An employment law professor says New Zealand needs to improve its legal approach to the so-called ‘gig economy’.
The gig economy is a work environment where temporary positions are common and organisations contract with independent workers for short-term employment.
But do these workers get the basic protections afforded to permanent employees?
Professor Gordon Anderson’s Transforming Workplace Relations in New Zealand 1976-2016, was published this month by Victoria University Press.
The book explores the evolution of New Zealand’s employment landscape since 1976, and speculates on the future of workplace relations.
Professor Anderson says New Zealand has not yet learned to deal with the gig economy legally, or indeed practically.
“Companies like Uber, or Amazon’s Mechanical Turk, where the employment status is less than clear, and where the work is often short-term, or one-off, you start to have a group of people who miss out,” he says.
He says they’re not protected by the minimum wage, they miss out on holidays, and they’re probably never going to qualify for parental leave.
“The minimum protections usually revolve around being an employee rather than a contractor, and at least some of it revolves around continuity of employment.
“If people are operating outside that paradigm, they’re in a degree of difficulty, and no one has quite worked out what to do about it yet. You can’t use a mid-20th century legal structure to deal with a whole new mode of employment. I suspect over the next few years, dealing with all that is going to be the main problem,” he says.
Professor Anderson says with an increase in people working from home, the extent to which it’s appropriate for an employer to monitor those working for them also needs attention.
“Often when you’re working from home you’re on a computer. There are all sorts of technological systems – screenshots every few minutes, monitoring background noise – that can start to get extremely intrusive. With cameras, microphones, keyboards, stroke monitoring, location devices on phones… it’s scary how invasive some of this technology is getting.

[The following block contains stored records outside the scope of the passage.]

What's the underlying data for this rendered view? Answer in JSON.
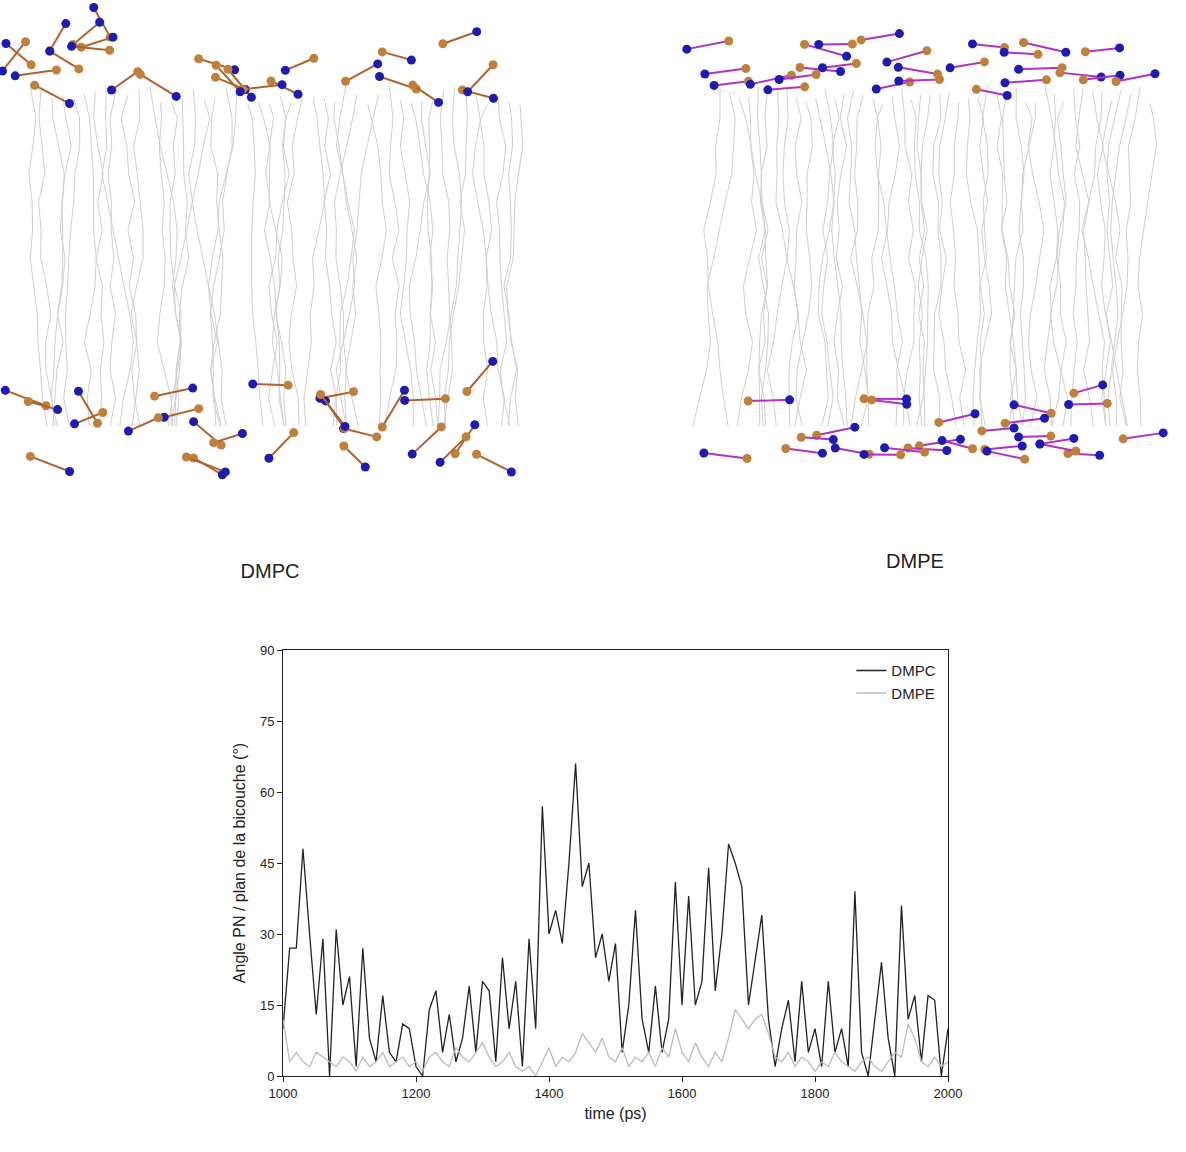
{
  "snapshots": {
    "labels": [
      "DMPC",
      "DMPE"
    ]
  },
  "chart_data": {
    "type": "line",
    "x_label": "time (ps)",
    "y_label": "Angle PN / plan de la bicouche (°)",
    "x": [
      1000,
      1010,
      1020,
      1030,
      1040,
      1050,
      1060,
      1070,
      1080,
      1090,
      1100,
      1110,
      1120,
      1130,
      1140,
      1150,
      1160,
      1170,
      1180,
      1190,
      1200,
      1210,
      1220,
      1230,
      1240,
      1250,
      1260,
      1270,
      1280,
      1290,
      1300,
      1310,
      1320,
      1330,
      1340,
      1350,
      1360,
      1370,
      1380,
      1390,
      1400,
      1410,
      1420,
      1430,
      1440,
      1450,
      1460,
      1470,
      1480,
      1490,
      1500,
      1510,
      1520,
      1530,
      1540,
      1550,
      1560,
      1570,
      1580,
      1590,
      1600,
      1610,
      1620,
      1630,
      1640,
      1650,
      1660,
      1670,
      1680,
      1690,
      1700,
      1710,
      1720,
      1730,
      1740,
      1750,
      1760,
      1770,
      1780,
      1790,
      1800,
      1810,
      1820,
      1830,
      1840,
      1850,
      1860,
      1870,
      1880,
      1890,
      1900,
      1910,
      1920,
      1930,
      1940,
      1950,
      1960,
      1970,
      1980,
      1990,
      2000
    ],
    "series": [
      {
        "name": "DMPC",
        "color": "#222222",
        "values": [
          10,
          27,
          27,
          48,
          30,
          13,
          29,
          0,
          31,
          15,
          21,
          2,
          27,
          8,
          3,
          17,
          5,
          3,
          11,
          10,
          2,
          0,
          14,
          18,
          5,
          13,
          3,
          8,
          19,
          5,
          20,
          18,
          3,
          25,
          10,
          20,
          2,
          29,
          10,
          57,
          30,
          35,
          28,
          45,
          66,
          40,
          45,
          25,
          30,
          20,
          28,
          5,
          15,
          35,
          12,
          5,
          19,
          5,
          12,
          41,
          15,
          38,
          15,
          20,
          44,
          18,
          30,
          49,
          45,
          40,
          15,
          25,
          34,
          12,
          2,
          10,
          16,
          3,
          20,
          5,
          10,
          2,
          20,
          5,
          10,
          2,
          39,
          5,
          0,
          12,
          24,
          8,
          0,
          36,
          12,
          17,
          3,
          17,
          16,
          0,
          10
        ]
      },
      {
        "name": "DMPE",
        "color": "#bbbbbb",
        "values": [
          12,
          3,
          5,
          3,
          2,
          5,
          4,
          3,
          2,
          4,
          3,
          1,
          4,
          2,
          3,
          5,
          2,
          3,
          4,
          2,
          3,
          1,
          4,
          5,
          3,
          2,
          6,
          4,
          3,
          5,
          7,
          4,
          2,
          3,
          5,
          2,
          1,
          2,
          0,
          3,
          6,
          2,
          4,
          3,
          5,
          9,
          7,
          5,
          8,
          4,
          3,
          6,
          2,
          4,
          3,
          5,
          2,
          6,
          4,
          10,
          5,
          3,
          7,
          4,
          2,
          5,
          3,
          8,
          14,
          12,
          10,
          12,
          13,
          9,
          4,
          3,
          5,
          2,
          4,
          3,
          1,
          3,
          2,
          5,
          3,
          2,
          1,
          3,
          4,
          2,
          1,
          3,
          5,
          4,
          11,
          8,
          3,
          2,
          4,
          2,
          3
        ]
      }
    ],
    "xlim": [
      1000,
      2000
    ],
    "ylim": [
      0,
      90
    ],
    "xticks": [
      1000,
      1200,
      1400,
      1600,
      1800,
      2000
    ],
    "yticks": [
      0,
      15,
      30,
      45,
      60,
      75,
      90
    ],
    "grid": false,
    "legend": "top right"
  }
}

“Plus, there’s the broader question about monitoring people’s lives outside of work – monitoring Facebook, monitoring Twitter. It’s an area that needs sorting out in a legal sense, but also in a moral and practical sense as well,” he says.
Despite these growing issues, Professor Anderson says that the 17 years since the Employment Relations Act 2000 (ERA) has been a relatively stable period for workplace relations in New Zealand.